Не было прелюдии. Не было ласк. Была лишь грубая, насущная необходимость. Это было не соединение, а попытка бегства. Она двигалась резко, почти яростно, пытаясь трением, болью, чем угодно, вытеснить из себя те ледяные голоса. Она пыталась всё – меняла позы, кусала его губы до крови, впивалась ногтями в его спину, заставляя его демона просыпаться и отвечать ей большей, почти жестокой силой. Она хотела, чтобы это было грязно. Откровенно. Примитивно. Чтобы не осталось места для мыслей, для памяти, для эха целого народа, требующего от неё покоя ценою её самой.
Зирах следовал за ней, его дыхание стало тяжёлым, хриплым. Его демонический глаз пылал алым огнём, но в его взгляде, прикованном к её лицу, не было одержимости. Была боль. Боль за неё. И понимание. Он был её орудием в этой отчаянной битве с её же собственным разумом.
Она кричала, когда пик насильственного, почти отчуждённого наслаждения наконец накатил на неё. Но в этом крике было лишь опустошение. Как будто из неё вырвали что-то важное, оставив лишь выжженную, холодную пустоту.
Она рухнула на него, вся в поту, дрожащая, не в силах сделать вдох. Её тело удовлетворённо ныло, но душа… душа онемела.
Голоса отступили. Ненадолго. Заглушённые гормональной бурей и физическим истощением. Но она чувствовала их там, на самом дне, как подводное течение. Ожидающее.
Зирах лежал неподвижно, его рука лежала на её влажной спине, но это прикосновение было тяжёлым, усталым.
– Они вернутся? – тихо спросил он, его голос был глухим от того, что только что произошло.
– Всегда, – прошептала она в его шею, закрывая глаза. – Они всегда возвращаются. Порядок… он так соблазнителен, Зирах. Как легко было бы просто… перестать чувствовать.
Он не ответил. Просто притянул её ближе, и в этом движении не было страсти. Была лишь тихая, мрачная решимость стоять с ней до конца, даже если этот конец будет заключаться в том, чтобы снова и снова становиться для неё грубым инструментом самоистязания.
Она лежала в его объятиях, слушала, как бьётся его сердце, и с ужасом ловила тот момент, когда первая ледяная игла шёпота снова начнёт вонзаться в её сознание. Пробуждение оказалось не избавлением от кошмара, а лишь короткой передышкой перед тем, как погрузиться в него снова.
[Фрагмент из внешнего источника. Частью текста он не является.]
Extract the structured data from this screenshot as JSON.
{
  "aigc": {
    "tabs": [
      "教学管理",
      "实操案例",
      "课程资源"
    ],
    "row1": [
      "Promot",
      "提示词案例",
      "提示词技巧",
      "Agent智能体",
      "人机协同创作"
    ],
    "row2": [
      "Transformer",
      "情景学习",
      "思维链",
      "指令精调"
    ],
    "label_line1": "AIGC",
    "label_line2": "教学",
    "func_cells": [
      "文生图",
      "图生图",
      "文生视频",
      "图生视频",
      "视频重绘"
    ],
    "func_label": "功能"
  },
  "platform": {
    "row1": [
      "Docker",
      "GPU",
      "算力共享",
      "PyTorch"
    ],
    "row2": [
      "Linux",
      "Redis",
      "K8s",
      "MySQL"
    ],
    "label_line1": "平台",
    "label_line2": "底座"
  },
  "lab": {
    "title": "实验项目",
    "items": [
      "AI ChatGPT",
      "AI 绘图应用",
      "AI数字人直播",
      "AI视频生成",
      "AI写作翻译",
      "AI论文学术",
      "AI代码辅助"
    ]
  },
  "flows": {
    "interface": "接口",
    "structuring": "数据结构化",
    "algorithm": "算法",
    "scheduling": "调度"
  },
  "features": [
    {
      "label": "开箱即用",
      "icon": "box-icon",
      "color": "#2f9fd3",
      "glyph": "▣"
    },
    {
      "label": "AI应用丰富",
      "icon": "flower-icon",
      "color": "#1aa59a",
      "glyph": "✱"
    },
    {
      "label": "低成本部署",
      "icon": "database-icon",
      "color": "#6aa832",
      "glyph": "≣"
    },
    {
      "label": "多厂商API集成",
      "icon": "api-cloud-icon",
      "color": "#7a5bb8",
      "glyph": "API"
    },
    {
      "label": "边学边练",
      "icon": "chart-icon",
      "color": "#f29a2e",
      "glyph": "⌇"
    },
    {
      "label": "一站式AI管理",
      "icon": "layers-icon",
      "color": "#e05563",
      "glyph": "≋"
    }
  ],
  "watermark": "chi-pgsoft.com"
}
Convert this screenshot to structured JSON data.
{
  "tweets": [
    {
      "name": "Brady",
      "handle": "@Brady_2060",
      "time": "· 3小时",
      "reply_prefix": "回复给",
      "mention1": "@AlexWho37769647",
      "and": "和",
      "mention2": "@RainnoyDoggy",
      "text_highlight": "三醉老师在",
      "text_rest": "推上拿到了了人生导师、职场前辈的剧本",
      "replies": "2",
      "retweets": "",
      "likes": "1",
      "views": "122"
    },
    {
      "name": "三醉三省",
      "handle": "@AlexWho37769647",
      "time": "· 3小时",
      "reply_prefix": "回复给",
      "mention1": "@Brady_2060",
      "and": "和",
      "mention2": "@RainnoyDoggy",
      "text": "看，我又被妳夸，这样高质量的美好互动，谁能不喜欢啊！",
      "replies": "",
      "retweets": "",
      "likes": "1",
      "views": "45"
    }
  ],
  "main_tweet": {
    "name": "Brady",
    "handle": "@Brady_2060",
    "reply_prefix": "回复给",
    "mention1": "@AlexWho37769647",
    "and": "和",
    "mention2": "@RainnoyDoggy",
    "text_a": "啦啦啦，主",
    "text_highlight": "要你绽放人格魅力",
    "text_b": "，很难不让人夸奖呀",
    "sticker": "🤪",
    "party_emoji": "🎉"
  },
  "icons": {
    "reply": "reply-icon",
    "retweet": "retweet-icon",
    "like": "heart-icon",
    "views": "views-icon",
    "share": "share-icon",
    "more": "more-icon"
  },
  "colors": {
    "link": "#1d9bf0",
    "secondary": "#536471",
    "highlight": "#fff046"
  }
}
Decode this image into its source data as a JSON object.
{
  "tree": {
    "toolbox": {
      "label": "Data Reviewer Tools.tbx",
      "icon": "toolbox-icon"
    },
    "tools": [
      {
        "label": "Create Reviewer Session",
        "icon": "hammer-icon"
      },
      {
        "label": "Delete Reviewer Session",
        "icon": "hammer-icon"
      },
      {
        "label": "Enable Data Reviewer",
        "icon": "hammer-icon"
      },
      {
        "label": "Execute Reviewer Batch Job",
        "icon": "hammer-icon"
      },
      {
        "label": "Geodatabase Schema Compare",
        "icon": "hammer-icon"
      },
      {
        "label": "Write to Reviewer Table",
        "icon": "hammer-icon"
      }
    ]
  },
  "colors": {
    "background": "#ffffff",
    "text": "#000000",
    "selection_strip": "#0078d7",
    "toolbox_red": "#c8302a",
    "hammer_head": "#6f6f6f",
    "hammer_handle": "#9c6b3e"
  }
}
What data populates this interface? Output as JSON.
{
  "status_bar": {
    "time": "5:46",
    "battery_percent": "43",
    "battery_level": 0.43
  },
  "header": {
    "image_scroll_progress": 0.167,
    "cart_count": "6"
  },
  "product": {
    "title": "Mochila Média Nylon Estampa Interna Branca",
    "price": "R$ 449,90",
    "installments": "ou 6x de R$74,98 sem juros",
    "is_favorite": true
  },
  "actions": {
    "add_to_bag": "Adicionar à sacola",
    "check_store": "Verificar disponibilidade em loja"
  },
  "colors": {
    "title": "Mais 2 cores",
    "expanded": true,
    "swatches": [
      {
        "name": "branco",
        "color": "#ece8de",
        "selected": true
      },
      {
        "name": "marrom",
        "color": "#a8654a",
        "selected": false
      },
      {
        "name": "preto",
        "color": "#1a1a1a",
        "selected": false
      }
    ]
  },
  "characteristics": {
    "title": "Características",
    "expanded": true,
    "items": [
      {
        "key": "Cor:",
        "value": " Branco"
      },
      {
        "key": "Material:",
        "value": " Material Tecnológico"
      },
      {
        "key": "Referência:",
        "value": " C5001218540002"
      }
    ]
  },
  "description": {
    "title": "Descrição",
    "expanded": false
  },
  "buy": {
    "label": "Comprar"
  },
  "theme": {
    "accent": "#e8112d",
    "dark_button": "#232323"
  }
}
Наяву.
Глава 2
Серое небо над Вулканическими островами предвещало бурю. Воздух, ещё вчера наполненный солёными брызгами и криками чаек, здесь становился тяжёлым, безвкусным, словно его профильтровали через слои ваты. Флот Бурь, такой грозный и величественный на подходе, замедлил ход, корабли сблизились, будто стадо, чувствующее близость хищника.
Ксилара стояла на палубе, вцепившись пальцами во влажное дерево поручней. Внутри всё ещё звенела ледяная тишина, оставшаяся после ночного кошмара и отчаянной близости с Зирахом. Та близость не принесла облегчения, лишь оставила горький привкус и ощущение пустоты, которую теперь жадно заполнял собой этот странный, мёртвый воздух.
Она попыталась ощутить своё магическое ядро, тот самый внутренний огонь, что всегда горел в груди. Но там ничего не было. Не то чтобы его забрали – его просто… не существовало. Как будто всю жизнь она дышала вторым легким, о котором не подозревала, и вот его внезапно не стало. Дар, её проклятие и её сила, дремал, придавленный невидимым гнётом. Она чувствовала себя слепой, оглохшей.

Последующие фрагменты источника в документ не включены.